Il corridoio nero

Il corridoio nero
Ryan adora cambiare la routine. Per quanto cambiare l'ordine di azioni programmate e razionalizzate dal computer di bordo sia possibile. Sono già passati tre anni. Lunghe giornate sempre uguali nella distesa buia dello spazio. Sveglia alla stessa ora, colazione nello stesso intervallo di tempo, controllo delle attività inerenti alla navigazione, redazione del primo degli otto rapporti giornalieri, controllo delle bare pressurizzate. Là dentro dormono ibernati i tredici membri dell'equipaggio: sua moglie, i suoi figli, i suoi parenti e amici. Due anni ancora prima del loro risveglio. Ancora due anni di solitaria routine, sospeso fra una realtà sempre meno palpabile e fantasie sempre più reali. Due anni per attraversare il buio corridoio dell'universo senza stelle che è l'inconscio...

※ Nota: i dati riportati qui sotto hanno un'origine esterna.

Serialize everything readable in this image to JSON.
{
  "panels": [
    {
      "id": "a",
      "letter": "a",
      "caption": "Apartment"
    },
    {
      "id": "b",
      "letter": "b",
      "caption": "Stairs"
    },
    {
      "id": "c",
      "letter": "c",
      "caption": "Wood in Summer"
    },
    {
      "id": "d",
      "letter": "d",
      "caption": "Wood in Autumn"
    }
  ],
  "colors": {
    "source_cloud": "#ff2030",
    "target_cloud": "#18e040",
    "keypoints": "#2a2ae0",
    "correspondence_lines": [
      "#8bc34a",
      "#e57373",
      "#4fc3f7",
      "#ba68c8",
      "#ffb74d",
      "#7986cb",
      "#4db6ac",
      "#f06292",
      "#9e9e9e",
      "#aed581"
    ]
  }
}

Opera del lontano 1969, pensata dall'ex moglie dell'autore e definitivamente rielaborata dallo stesso Moorcock. Rappresenta certo tutte le inquietudini e gli incubi ricorrenti di un’epoca che in Gran Bretagna come in gran parte d'Europa fu di aspra contestazione sociale. Un'epoca che segnò il passaggio dall'era dei Beatles e della swingin' London alla protesta contro la violenza della guerra in Vietnam e contro i pregiudizi sociali e il razzismo. L'esplosione del '68, insomma, della notte delle barricate a Parigi, dello spettro della contestazione che sembrava dilagare ovunque. L'autore sublima qui tutte queste inquietudini borghesi: la paura per il crescere della violenza delle folle, l'orrore per una possibile fine della democrazia e delle libertà personali. Ne nasce un romanzo solipsistico, in cui protagonista è l'incubo vissuto, l'orrore che non riusciamo a dimenticare e che popola inconscio e ricordi. Un simile incubo può essere in grado di confondere sogno e realtà, mescolare e ribaltare queste somme dimensioni dell'esperienza umana. Soprattutto se attorno al malcapitato individuo non c'è altro che la silenziosa, infinita, nera distesa di un cosmo indifferente e senza stelle.